Consolidation is the part of the learning process in which new information is organized and made stable in the brain, and a large part of this process takes place during sleep. Studies have found that REM sleep elicits an increase in neuronal activity after learning something new. In other words if you’re working on a novel problem, or trying to learn a new language before bed, your brain essentially continues to practice while you sleep. But sleep consolidation only happens during deep restful sleep. Those who have trouble sleeping, or wake frequently during the night often don’t achieve long periods of REM sleep, meaning they can miss out on a large part of this important process, making it more difficult for them to learn new things and retain complex information overall.

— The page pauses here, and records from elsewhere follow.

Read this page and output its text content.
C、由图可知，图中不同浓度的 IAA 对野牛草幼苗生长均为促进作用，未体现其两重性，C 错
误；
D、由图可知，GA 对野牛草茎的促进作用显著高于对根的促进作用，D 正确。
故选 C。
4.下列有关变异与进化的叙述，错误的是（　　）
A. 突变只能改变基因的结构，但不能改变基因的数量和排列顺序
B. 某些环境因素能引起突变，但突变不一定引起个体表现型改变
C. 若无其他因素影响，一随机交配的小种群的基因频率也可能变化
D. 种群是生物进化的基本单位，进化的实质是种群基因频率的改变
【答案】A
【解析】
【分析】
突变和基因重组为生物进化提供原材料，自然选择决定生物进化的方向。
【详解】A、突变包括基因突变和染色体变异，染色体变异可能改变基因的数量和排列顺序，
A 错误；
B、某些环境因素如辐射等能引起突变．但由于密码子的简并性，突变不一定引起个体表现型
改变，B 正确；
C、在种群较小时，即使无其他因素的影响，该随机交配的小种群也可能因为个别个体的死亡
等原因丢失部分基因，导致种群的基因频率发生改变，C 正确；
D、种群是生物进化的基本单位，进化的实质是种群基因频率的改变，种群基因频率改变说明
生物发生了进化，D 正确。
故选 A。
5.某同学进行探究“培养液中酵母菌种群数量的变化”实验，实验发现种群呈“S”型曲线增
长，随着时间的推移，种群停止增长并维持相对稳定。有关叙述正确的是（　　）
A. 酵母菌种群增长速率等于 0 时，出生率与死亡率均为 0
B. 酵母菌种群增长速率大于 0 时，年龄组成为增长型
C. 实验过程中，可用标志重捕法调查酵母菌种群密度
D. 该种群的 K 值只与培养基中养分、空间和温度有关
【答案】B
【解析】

Another way in which sleep and memory are connected has to do with procedural memory. Where the type of learning mentioned above is concerned with organizing and remembering fact-based information, procedural memory involves the learning and memorization of physical tasks. Everything from riding a bicycle, to playing the guitar, to piloting an aircraft requires memorization. We sometimes call this muscle memory, although it is in fact an entirely mental process, and this type of memory is also greatly improved by deep restful sleep.
Sleep deprivation is a complex problem. Aside from disrupting the all-important sleep consolidation process, it can impede our ability to focus, it can impair our decision-making processes and negatively impact our mood, all of which can affect our ability to learn new information, create meaningful memories and perform complex tasks and functions.
Still, because these problems are often slow to develop and difficult to quantify, sleep deprivation doesn’t get the attention it deserves. People can go years without noticing how their bad sleep habits are affecting their daily lives. All too often people attribute problems like irritability, lack of focus and difficulty concentrating, to situational disruptions (e.g. having a bad day, or a spat with a loved one), only to discover that after just a short period of really restful sleep, these problems seem to magically melt away. If you feel that your memory isn’t as sharp as it used to be, or you have trouble learning and remembering new things, look into changing your sleep habits. You’ll be surprised how much a little bit of quality sleep can seriously improve your mental acuity and overall quality of life.